P. Clemente Vismara, beato perché ha vissuto “lo straordinario nell’ordinario”
di Angelo Campagnoli
Una bella testimonianza raccolta dal Tribunale diocesano per la beatificazione di Clemente Vismara, di Angelo Campagnoli, suo confratello di missione in Birmania. Ecco un estratto.
Bangkok (AsiaNews) - La vita di Vismara non ha un prima e un dopo, è la ripetizione degli stessi gesti per 65 anni. Come ha incominciato così ha finito, è sempre stata la stessa vita, sempre uguale ma sempre nuova perché Clemente ripeteva gli stessi gesti con lo stesso entusiasmo della prima volta: accettare orfani, diseredati, oppiomani, vedove e ricominciare sempre da capo; poi fondare cappelle, scuolette, villaggi e ricevere catecumeni, battezzare, istruire… In un mondo tribale in cui non cambia mai niente, è stato sempre uguale dall’inizio alla fine: una fedeltà per 65 anni che meraviglia.
L’impressione che dava a me padre Clemente era quella di una ruota che continuava a girare: quando i bambini che aveva raccolto orfani diventavano grandi, si sposavano, uscivano dalle sue cure, ma altri erano già pronti a ricominciare il giro. Là le generazioni si contano di vent’anni in vent’anni, così lui ha visto quattro generazioni: era il padre, il nonno, il bisnonno e il trisnonno dei bambini che aveva quanto è morto. Lui scriveva, cercava soldi, aiutava, aveva suore, catechisti, vedove che lo aiutavano… Il suo problema era quello di dar da mangiare a tutti e questo, in quell’ambiente, era il massimo del successo.
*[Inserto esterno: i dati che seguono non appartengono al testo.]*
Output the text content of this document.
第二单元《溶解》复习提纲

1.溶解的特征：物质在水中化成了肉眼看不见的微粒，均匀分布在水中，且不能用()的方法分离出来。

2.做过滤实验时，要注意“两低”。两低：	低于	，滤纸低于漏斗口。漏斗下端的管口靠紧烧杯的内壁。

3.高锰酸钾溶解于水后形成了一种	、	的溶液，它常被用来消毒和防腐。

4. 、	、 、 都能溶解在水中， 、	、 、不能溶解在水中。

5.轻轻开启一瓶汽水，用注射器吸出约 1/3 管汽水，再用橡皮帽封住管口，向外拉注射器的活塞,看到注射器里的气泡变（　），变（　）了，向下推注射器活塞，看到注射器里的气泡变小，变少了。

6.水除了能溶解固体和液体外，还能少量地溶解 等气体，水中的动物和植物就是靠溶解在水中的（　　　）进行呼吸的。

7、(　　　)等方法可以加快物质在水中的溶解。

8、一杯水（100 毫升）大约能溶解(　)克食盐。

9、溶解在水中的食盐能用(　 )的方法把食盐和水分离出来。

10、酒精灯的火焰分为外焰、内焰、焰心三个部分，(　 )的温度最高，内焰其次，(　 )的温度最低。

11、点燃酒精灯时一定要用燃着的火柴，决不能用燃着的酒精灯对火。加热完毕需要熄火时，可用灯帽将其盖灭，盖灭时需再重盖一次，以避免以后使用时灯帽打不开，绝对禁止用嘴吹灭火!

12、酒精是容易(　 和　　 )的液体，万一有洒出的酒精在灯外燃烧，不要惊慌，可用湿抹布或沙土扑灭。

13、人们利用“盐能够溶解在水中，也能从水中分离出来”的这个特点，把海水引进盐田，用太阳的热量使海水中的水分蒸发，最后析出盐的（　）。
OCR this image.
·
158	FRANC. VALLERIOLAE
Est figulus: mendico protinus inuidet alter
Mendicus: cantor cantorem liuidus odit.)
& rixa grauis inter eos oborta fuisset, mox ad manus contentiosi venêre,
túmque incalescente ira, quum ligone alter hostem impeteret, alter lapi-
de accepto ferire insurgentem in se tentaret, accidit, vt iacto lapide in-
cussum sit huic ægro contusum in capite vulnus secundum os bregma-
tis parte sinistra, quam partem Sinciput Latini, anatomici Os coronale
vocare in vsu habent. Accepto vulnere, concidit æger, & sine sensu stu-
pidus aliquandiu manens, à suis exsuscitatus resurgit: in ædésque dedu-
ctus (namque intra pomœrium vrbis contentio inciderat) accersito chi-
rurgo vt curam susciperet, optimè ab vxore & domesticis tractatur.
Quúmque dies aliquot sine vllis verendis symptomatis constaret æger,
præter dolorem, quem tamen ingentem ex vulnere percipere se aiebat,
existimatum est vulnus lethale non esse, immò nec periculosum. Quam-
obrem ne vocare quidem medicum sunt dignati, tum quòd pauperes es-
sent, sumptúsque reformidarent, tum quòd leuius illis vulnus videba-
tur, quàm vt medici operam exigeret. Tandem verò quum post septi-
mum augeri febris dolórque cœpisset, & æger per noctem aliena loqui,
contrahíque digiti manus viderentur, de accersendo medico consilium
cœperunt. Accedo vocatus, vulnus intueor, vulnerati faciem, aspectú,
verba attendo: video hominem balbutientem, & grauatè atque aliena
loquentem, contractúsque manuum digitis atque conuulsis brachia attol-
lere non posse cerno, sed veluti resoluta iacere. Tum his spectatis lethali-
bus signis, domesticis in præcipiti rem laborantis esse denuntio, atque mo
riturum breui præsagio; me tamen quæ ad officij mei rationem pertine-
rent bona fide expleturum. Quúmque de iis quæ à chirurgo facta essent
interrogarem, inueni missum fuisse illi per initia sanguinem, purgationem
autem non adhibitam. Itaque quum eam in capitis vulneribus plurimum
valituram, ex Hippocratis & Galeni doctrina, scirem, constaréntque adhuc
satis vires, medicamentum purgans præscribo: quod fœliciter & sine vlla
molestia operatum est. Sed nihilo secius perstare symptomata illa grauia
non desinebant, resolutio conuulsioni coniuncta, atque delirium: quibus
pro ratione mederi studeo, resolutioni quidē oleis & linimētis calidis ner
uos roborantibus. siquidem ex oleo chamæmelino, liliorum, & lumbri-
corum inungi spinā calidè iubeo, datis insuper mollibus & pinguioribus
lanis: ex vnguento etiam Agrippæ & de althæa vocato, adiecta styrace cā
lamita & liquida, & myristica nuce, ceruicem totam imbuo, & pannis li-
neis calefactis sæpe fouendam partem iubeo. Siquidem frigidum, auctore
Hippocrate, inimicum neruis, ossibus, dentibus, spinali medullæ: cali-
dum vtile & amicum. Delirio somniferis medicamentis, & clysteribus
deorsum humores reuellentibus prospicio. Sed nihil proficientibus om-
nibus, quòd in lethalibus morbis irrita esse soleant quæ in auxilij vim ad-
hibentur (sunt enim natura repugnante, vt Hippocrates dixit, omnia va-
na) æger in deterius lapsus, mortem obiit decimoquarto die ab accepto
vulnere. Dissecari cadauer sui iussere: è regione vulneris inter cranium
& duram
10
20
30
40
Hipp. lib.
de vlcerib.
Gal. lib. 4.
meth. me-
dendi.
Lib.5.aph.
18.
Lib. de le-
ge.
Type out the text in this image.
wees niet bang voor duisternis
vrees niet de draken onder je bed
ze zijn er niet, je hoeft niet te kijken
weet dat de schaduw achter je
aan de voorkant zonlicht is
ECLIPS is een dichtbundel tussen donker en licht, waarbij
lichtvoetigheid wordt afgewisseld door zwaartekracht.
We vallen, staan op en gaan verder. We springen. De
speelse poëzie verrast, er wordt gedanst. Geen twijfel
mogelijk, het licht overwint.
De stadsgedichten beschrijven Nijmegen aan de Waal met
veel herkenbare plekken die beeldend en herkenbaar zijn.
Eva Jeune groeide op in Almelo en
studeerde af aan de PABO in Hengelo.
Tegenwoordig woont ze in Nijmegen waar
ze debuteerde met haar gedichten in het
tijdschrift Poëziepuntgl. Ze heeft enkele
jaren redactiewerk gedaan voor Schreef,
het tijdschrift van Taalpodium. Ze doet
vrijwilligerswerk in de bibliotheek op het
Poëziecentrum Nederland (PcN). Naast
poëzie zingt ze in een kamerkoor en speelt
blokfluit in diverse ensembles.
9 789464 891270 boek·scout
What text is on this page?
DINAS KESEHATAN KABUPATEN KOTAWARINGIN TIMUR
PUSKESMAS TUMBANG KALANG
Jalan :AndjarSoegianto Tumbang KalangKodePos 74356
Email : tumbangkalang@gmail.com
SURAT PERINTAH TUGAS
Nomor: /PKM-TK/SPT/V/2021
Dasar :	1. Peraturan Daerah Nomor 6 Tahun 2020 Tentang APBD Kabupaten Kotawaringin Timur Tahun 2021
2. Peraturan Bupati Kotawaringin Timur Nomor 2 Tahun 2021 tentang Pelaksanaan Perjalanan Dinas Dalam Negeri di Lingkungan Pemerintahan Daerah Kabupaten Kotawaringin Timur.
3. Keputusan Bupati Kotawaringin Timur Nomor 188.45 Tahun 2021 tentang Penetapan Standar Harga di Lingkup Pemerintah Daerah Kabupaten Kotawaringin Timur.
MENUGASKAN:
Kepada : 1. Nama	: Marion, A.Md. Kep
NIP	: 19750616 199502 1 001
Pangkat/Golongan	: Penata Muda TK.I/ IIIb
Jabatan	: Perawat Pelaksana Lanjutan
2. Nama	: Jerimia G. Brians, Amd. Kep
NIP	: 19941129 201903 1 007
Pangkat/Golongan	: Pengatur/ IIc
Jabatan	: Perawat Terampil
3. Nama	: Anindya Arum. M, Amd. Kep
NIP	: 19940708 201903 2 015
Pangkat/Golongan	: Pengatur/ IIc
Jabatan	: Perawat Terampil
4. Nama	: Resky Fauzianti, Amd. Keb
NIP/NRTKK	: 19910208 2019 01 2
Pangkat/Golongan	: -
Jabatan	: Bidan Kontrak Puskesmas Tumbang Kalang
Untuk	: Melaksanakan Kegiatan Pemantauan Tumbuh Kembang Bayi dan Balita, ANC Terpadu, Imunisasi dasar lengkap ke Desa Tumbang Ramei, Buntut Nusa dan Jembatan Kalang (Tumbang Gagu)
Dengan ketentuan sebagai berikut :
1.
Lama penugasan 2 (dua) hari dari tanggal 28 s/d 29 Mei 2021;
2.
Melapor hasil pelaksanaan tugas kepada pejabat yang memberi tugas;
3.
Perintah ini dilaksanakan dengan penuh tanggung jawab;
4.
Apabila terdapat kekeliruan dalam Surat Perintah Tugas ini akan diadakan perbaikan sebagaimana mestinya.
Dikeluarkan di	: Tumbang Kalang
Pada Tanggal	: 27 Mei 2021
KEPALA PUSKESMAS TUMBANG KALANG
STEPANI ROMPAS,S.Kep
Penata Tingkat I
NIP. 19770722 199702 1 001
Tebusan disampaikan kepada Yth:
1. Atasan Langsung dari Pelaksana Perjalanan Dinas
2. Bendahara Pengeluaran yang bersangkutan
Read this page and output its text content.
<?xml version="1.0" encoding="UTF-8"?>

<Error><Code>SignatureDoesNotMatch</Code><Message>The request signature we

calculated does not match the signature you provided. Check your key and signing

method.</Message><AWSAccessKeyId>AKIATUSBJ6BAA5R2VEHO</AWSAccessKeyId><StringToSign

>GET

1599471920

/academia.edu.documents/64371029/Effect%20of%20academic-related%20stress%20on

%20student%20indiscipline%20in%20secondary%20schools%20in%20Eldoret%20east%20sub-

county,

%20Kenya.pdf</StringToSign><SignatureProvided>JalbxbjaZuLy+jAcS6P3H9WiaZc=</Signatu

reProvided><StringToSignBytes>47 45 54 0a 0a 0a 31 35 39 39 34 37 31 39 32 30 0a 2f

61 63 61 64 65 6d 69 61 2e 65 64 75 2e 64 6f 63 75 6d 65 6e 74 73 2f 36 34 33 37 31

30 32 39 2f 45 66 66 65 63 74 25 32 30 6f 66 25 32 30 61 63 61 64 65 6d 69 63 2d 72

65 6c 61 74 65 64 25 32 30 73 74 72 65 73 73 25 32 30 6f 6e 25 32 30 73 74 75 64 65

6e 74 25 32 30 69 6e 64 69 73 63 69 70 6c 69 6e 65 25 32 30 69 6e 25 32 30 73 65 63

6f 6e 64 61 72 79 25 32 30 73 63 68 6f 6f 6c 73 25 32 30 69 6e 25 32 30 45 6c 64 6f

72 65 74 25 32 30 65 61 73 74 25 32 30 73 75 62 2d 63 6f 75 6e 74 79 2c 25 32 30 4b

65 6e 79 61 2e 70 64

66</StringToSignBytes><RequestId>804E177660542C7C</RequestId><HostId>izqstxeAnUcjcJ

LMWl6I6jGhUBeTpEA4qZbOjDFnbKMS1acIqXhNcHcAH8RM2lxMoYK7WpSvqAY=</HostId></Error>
La sua frase famosa: “Sei vecchio quando non sei più utile a nessuno”, nasce dal fatto che lui è rimasto utile a tutti fino a 91 anni e si sentiva realizzato. Si prendeva cura delle nuove situazioni che gli capitavano: sempre poveri, bambini, vedove, lebbrosi… tutti lo entusiasmavano di nuovo come se fosse la prima volta. Questo era il suo stile e pur invecchiando è rimasto sempre uguale a se stesso, non è mai invecchiato. Non era un bigotto, aveva la sua vita di pietà, faceva tutti i giorni le pratiche di pietà secondo la vecchia tradizione. Però era anche libero, disposto ad interrompere la preghiera per rispondere a qualcuno e poi riprenderla. Era libero di spirito e aveva molto buon senso. Queste era la sua giovinezza, la sua santità.
Clemente era un uomo di fede pratica, aveva una visione soprannaturale della vita, un profondo abbandono in Dio. Tutto in lui era guidato dalla fede, che era alla base della sua forza e delle sue certezze. La fede gli dava la forza di perseverare, anzi di cominciare sempre da capo, anche quando le delusioni si ripetevano. Era entusiasta della sua vocazione e, proprio perché ci credeva con passione, riusciva a comunicarla. La gioia di vivere è un’altra caratteristica singolare di padre Vismara. Certo essa era una dote naturale e su questa si riposava la sua vita spirituale, in lui non c’era distinzione fra le due sfere.
In genere i missionari hanno tutti qualche carisma particolare: chi suona, chi sa organizzare bene i canti e la liturgia, chi se ne intende di costruzioni, chi di motori, chi sa le lingue, chi cura i malati meglio di un dottore. Lui no, non eccelleva in niente, ma era sempre presente a tutto, lasciava fare agli altri, animava tutti, un mare di cose che nella sua missione andavano avanti. Non aveva carismi speciali. Sapeva animare gli altri, sapeva accogliere, incoraggiare, aveva la delicatezza di una madre e la forza di un padre. Era un grande uomo.